The Nerd Who Loved Me
Romance novel nerds are not like the nerds I know. Take the nerd in this novel. Harry Armbrewster wears glasses, is kind of shy and is an accountant. Those are his only nerdly qualities, otherwise he is pretty hunkish. He’s tall, he’s nice looking, he can kick butt and he’s really…well, I’ll get to that in a minute.
Lainie Terrell is a dancer in Las Vegas. She loves to dance and is good enough that she will probably headline in the future. Her four-year-old son Dexter is a genius. One night she asks Harry to babysit Dexter while she dances in a show. That night, Dexter’s father, Joey Benjamin, comes by drunk and belligerant demanding to see Dexter. Harry and Dexter give Joey the slip, and pick up Lanie. They go to Harry’s mom Rona, a retired dancer, and she and her boyfriend Leo hatch out a plan. They will take care of Dexter (Leo runs a security business – Rona thinks he’s in the Mob) and keep Joey away while Harry and Lainie hide out in a time-share condo while they decide what to do.
This is the set-up for the main part of the book, getting Harry and Lainie together so ye olde sexual tension can build. It doesn’t take too long, since Lainie has been celibate for five years and Harry is such a hunky nerd. So she accosts him in the shower and they procede to have lots of sex all over the one-bedroom condo.
Harry and Lainie are both nice characters, but unfortunately they are stuck in a plot that is thin to the point of nonexistance. When the plot does make an appearance, it’s ridiculous. Take Harry’s paternity. His father was a brilliant research chemist, who at the age of 65 fell hard for 22 year old Rona. Unfortunately, he suffered from erectile dysfunction, but since he was a brilliant chemist, he whipped up a little home-made Viagra and had a wild night of passion. Then he dropped dead, bequeathing his brilliant brain and his impressive equipment to his son. I’m not one to fuss at farce, but really, this was too much. And how believable is it that, even though they have been a couple for years, Rona still thinks Leo is in the mob? These two have a real failure to communicate.

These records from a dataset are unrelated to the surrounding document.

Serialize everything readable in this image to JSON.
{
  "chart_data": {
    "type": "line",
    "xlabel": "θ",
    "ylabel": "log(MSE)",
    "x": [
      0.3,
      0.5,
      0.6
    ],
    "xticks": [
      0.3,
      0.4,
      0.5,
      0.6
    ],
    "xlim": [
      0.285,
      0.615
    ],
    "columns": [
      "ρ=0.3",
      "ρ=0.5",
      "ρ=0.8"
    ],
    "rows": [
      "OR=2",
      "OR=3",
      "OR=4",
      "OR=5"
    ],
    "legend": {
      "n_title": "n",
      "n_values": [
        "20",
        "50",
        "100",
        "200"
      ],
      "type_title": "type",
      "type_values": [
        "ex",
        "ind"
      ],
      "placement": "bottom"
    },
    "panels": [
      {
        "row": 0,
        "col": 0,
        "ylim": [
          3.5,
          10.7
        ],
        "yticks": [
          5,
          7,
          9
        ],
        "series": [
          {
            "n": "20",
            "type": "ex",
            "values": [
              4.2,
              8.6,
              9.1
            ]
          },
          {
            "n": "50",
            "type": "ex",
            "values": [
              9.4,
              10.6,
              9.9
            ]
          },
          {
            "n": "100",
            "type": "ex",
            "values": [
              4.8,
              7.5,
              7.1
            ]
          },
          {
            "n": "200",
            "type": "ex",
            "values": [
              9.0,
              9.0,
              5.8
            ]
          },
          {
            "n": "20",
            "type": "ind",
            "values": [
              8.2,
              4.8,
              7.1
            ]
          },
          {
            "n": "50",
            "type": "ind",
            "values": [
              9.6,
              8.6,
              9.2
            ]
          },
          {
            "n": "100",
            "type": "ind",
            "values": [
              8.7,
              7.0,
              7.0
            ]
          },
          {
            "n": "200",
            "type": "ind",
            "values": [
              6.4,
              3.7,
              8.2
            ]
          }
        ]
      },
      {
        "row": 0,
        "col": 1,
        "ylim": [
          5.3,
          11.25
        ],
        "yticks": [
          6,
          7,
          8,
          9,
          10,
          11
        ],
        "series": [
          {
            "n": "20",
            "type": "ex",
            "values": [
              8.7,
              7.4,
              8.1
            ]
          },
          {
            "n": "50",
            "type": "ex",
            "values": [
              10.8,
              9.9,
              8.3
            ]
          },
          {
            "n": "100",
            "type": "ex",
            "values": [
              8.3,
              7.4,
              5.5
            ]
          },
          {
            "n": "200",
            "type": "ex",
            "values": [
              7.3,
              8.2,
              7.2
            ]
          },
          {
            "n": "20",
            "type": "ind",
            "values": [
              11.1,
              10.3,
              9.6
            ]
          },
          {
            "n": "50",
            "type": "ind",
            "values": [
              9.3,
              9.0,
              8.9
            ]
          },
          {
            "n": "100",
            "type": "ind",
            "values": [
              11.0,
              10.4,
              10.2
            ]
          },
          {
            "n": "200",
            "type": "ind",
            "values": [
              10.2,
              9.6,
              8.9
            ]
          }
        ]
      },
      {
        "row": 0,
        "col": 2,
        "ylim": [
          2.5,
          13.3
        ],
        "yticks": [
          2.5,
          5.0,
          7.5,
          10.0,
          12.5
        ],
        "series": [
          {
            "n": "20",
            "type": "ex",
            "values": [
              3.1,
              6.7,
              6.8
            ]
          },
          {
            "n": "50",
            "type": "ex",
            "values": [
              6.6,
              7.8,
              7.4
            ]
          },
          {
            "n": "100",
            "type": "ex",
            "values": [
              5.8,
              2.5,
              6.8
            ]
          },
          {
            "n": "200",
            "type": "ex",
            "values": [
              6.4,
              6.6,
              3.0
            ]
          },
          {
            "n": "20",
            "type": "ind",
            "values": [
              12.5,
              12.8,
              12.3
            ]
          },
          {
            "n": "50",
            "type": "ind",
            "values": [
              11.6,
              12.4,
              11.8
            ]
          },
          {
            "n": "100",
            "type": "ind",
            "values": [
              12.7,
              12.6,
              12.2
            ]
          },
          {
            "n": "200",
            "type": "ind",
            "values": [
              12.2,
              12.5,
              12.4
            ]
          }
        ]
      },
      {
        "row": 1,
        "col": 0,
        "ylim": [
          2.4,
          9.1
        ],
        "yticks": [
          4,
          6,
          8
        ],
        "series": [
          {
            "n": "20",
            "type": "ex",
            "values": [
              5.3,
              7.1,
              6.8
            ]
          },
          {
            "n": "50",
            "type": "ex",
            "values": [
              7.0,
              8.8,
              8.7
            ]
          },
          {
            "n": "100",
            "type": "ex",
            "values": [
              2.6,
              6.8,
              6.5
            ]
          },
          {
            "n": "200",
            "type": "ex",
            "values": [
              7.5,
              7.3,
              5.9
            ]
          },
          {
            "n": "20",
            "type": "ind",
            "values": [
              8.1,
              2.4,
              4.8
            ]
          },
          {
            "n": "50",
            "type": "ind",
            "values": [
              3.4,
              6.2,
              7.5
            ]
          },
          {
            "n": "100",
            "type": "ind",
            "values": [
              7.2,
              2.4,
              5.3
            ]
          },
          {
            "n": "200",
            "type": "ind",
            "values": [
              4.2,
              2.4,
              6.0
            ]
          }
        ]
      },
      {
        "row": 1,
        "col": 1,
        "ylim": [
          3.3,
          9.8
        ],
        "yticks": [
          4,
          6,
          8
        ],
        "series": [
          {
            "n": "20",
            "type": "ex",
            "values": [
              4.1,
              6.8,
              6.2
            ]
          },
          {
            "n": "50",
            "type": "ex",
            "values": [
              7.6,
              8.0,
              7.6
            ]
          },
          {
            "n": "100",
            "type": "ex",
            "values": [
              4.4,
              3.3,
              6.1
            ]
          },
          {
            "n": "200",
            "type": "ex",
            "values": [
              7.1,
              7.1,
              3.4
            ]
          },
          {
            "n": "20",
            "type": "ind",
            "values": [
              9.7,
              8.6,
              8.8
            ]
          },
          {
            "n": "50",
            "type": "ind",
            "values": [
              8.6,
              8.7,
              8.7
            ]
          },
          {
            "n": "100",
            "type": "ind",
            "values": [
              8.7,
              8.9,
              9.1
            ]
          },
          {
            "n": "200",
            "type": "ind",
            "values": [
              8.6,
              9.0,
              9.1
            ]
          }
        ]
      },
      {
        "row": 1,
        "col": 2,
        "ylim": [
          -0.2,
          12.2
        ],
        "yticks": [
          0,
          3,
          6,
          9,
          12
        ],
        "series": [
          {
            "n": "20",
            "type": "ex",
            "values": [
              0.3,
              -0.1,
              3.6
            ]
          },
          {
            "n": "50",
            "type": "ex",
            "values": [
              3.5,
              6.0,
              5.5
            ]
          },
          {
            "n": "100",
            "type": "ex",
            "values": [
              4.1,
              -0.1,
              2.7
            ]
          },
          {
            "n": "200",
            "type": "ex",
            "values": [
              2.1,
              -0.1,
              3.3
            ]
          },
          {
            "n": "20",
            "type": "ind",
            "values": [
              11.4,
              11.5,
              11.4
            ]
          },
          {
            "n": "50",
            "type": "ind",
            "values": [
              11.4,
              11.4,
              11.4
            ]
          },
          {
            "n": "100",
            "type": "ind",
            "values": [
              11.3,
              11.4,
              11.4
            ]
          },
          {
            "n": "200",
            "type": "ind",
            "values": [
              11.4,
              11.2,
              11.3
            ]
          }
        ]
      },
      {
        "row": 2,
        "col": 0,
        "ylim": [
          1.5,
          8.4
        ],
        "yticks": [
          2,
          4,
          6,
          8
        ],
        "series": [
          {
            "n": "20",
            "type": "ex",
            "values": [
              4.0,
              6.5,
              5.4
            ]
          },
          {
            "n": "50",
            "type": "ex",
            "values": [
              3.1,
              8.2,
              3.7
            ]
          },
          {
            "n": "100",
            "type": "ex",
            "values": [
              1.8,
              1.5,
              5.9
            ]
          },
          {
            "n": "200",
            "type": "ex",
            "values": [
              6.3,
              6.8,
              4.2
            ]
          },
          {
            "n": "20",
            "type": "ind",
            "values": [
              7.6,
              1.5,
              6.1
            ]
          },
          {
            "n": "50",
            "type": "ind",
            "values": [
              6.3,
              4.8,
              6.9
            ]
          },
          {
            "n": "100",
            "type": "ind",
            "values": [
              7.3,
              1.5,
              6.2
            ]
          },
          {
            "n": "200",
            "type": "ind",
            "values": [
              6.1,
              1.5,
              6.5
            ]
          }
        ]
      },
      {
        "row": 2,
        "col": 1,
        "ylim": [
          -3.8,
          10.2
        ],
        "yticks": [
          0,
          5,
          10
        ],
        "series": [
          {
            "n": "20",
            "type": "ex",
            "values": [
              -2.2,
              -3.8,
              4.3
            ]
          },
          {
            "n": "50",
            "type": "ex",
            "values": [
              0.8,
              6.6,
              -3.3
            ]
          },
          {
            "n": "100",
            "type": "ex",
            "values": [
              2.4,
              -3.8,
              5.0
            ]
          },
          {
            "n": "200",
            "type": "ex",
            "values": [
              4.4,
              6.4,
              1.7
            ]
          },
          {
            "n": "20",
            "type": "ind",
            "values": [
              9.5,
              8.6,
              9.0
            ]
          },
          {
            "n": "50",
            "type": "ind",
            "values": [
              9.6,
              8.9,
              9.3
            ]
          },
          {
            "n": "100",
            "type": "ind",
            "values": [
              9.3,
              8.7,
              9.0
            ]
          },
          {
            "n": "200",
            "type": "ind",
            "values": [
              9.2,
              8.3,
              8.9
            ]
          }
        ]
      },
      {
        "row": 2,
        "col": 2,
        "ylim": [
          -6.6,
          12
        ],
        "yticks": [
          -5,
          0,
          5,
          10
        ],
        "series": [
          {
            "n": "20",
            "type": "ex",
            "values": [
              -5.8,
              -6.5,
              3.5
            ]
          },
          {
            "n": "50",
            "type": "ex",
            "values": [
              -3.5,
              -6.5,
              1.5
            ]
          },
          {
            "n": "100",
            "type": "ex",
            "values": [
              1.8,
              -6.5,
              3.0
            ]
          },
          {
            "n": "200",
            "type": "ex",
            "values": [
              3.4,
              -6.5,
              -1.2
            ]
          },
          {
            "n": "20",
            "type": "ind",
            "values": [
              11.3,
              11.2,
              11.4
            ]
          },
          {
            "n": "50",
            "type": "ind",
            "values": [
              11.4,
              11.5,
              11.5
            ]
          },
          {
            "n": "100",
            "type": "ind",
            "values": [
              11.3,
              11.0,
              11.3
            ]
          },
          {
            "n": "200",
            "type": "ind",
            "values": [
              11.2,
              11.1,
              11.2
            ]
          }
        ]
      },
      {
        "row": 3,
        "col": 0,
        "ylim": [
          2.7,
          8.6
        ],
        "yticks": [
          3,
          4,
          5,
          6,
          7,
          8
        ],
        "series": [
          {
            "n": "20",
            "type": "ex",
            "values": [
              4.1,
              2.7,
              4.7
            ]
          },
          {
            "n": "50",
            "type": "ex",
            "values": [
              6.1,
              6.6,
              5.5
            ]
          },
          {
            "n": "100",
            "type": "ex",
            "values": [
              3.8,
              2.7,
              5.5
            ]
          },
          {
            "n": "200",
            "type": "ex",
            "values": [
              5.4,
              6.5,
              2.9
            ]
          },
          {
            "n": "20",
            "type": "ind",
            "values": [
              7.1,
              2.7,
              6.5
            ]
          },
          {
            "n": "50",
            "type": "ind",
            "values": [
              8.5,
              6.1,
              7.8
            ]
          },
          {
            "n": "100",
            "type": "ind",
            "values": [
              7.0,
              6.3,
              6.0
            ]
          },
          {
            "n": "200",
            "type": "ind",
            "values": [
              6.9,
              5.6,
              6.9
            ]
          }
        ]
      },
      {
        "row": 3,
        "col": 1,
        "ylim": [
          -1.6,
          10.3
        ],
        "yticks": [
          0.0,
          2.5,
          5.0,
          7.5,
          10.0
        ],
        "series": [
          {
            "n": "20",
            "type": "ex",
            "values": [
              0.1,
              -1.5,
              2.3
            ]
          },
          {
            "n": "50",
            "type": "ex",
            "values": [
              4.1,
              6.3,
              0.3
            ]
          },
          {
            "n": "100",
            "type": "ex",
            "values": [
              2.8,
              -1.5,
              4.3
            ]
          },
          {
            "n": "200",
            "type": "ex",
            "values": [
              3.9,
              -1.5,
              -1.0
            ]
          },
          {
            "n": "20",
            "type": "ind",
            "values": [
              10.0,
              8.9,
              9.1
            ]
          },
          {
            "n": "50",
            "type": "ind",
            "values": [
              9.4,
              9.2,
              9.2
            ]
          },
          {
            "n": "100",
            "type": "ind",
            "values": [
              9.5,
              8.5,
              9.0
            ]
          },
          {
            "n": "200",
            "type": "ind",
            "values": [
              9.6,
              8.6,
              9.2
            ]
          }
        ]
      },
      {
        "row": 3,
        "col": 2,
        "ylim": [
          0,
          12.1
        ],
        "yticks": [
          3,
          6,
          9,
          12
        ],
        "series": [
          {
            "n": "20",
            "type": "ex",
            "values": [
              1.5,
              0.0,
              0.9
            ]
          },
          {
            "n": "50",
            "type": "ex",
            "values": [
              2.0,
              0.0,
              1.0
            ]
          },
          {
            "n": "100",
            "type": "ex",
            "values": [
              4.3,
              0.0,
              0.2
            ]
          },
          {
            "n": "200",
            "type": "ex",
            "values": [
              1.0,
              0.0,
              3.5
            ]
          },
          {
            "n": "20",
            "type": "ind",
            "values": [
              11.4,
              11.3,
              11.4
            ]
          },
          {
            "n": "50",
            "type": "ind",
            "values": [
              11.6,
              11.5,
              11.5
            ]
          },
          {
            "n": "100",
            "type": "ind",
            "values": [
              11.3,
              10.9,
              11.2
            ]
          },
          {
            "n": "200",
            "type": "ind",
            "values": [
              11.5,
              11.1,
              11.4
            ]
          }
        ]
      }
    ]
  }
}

Then there’s Rona’s good buddies Suz, Trixie, Babs, and Cherie, all retired showgirls. They call themselves the Temptresses In Temporary Suspension, aka the TITS. This gives rise to lots and lots of tit jokes, most of which are not very funny. The final scene where the TITS save Lanie and Harry’s wedding when lots of things go wrong with it, is silly and not silly ha-ha either.
When Harry and Lainie are around, things are better since they are likable characters but they don’t do much of anything. Well, except have lots and lots of sex. And, by the way – I am not one to take offense – but after Harry and Lainie’s first sexual encounter when she jumps him in the shower, he uses the phrase “baptized you” in a context that I found very distasteful.
The entire last two thirds of the book can be summed up like this: Harry and Lainie drive around, go to the condo, talk, have sex, have an encounter with a snake, talk, have sex, have sex, have some more sex, then confront Joey (who is dumber than dirt), have a slight misunderstanding, and then it’s HEA for the showgirl and the nerd. There’s a little bit in the book about Lainie’s estrangement from her parents and how she is hurt when people think she’s dumb because she is a dancer. I wish these elements would have been emphasized more, since that would have given the story some needed depth. But as it is, this book is about 98 percent farce and sex. While in my very last review I wrote that the book (Janet Evanovich’s Ten Big Ones) was 98% humor and 2% “everything else,” Evanovich laid the groundwork for that throughout an entire series of books. Thompson hasn’t, leaving only farce and sex in its place, which simply wasn’t enough for me.
If you are looking for a lighter than a souffle read and have a weakness for farce, The Nerd Who Loved Me may just be your ticket. Me, I think I’d like my book to have a little more story. Nice characters like Harry and Lainie deserve it.